Do You See What I See?
Flying Eye Books
Not so much a question, more an invitation to readers from Helen Borten, to look carefully at the world around them, to look at everything in terms of line, shape and form, and colour.
She also shows, through her poetic verbal imagery the way in which what and how we see influences how we feel: ‘Lines that bend in a zigzag way seem to crackle with excitement. They make me think of thunderstorms and jagged mountain peaks. I see huge jaws of a crocodile, wide open and bristling with jagged teeth, ready to snap shut.’
There are also curves – swirls and twirls full of grace and beauty; and often adding texture …

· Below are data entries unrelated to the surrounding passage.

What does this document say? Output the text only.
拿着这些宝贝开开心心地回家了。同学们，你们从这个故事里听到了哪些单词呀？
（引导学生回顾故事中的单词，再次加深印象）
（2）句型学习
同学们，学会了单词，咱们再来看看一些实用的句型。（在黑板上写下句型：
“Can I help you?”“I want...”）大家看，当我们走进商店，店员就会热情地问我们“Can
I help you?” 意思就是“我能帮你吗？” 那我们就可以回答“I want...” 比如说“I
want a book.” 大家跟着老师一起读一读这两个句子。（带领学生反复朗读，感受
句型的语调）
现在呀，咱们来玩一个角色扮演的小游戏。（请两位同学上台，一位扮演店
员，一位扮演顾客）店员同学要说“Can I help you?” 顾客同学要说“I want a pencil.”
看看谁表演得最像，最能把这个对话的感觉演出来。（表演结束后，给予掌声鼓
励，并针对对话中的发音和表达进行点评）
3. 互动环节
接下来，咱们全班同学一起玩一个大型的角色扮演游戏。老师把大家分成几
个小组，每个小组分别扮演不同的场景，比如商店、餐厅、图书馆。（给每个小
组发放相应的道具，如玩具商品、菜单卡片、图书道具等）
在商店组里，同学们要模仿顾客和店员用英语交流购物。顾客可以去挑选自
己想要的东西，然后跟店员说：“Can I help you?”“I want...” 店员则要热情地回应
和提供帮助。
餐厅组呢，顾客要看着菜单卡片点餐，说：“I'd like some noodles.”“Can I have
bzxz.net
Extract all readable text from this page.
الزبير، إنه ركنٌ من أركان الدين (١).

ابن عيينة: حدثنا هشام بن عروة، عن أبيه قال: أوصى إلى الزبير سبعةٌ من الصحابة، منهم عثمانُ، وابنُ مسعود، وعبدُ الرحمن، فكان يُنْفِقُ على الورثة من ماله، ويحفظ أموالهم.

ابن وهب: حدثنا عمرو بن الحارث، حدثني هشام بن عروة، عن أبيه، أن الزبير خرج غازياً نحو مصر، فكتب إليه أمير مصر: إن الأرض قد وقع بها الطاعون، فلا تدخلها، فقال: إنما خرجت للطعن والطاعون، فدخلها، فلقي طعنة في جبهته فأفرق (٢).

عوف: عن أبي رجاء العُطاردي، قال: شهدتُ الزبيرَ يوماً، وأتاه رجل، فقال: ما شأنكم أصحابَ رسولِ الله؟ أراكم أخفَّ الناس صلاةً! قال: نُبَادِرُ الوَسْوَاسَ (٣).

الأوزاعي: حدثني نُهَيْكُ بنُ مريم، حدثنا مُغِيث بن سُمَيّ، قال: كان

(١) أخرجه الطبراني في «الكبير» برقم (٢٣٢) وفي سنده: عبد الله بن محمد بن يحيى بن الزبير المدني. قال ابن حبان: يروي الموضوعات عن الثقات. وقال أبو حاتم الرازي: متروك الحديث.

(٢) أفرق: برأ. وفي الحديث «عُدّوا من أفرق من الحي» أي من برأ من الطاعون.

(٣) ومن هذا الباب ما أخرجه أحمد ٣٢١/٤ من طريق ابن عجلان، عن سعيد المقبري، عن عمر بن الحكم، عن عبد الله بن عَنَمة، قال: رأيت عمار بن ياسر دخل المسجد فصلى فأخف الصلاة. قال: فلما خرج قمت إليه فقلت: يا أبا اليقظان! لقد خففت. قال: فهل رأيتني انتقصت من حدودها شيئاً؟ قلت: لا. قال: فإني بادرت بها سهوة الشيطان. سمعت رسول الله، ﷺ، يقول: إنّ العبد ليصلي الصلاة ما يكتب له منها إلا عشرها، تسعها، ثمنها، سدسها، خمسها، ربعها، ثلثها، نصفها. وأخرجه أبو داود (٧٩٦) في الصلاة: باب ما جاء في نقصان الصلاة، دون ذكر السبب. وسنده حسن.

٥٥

Lines are everywhere, in abundance – skinny or fat, timid or bold, wiggly or straight, hard or soft, shaggy or smooth, fast or slow – ‘Wherever I look I see lines making patterns of beauty. Can you see them too?’
Moreover, lines can become shapes – circles, squares, rectangles, triangles and more; these too are all around us.
Moving on to colours: are they hot like a fire, cold as a mountain stream, warm like the rays of the sun, or cool as a crispy lettuce leaf?
What about this for wonderful visual/verbal evocation: ‘Colours can be pale and timid as a mouse – or dark and mysterious as the night.’
Seeing and feeling are inextricably bound when it comes to art appreciation and understanding, and this book is an excellent starting point for discussion and then doing as the author urges, ‘… see the world as a great big painting, full of lines and shapes and colours to look at and enjoy.’
A modern classic in the 1960s, it’s great to see it back in print with Flying Eye: a real little treasure.
Line, shape and colour are also key elements of
Apples and Robins
Here, every turn of the page changes one thing to another: circles to apples at summer’s end, out of reach apples that require a ladder for picking. For this rectangles are needed –short and long,
Triangles, ovals, parallelograms, squares both as blocks of colour or die-cuts are used to conjure up the robin,
the elements, and much more as we move through this cleverly conceived book from autumn through winter to the coming of spring to a garden in which stands the apple tree.
With something to surprise and delight readers on every new spread encountered,
this is definitely one to revisit time and again, to listen to the author’s commentary as she takes us through the changing seasons and shows us how the scenes are constructed.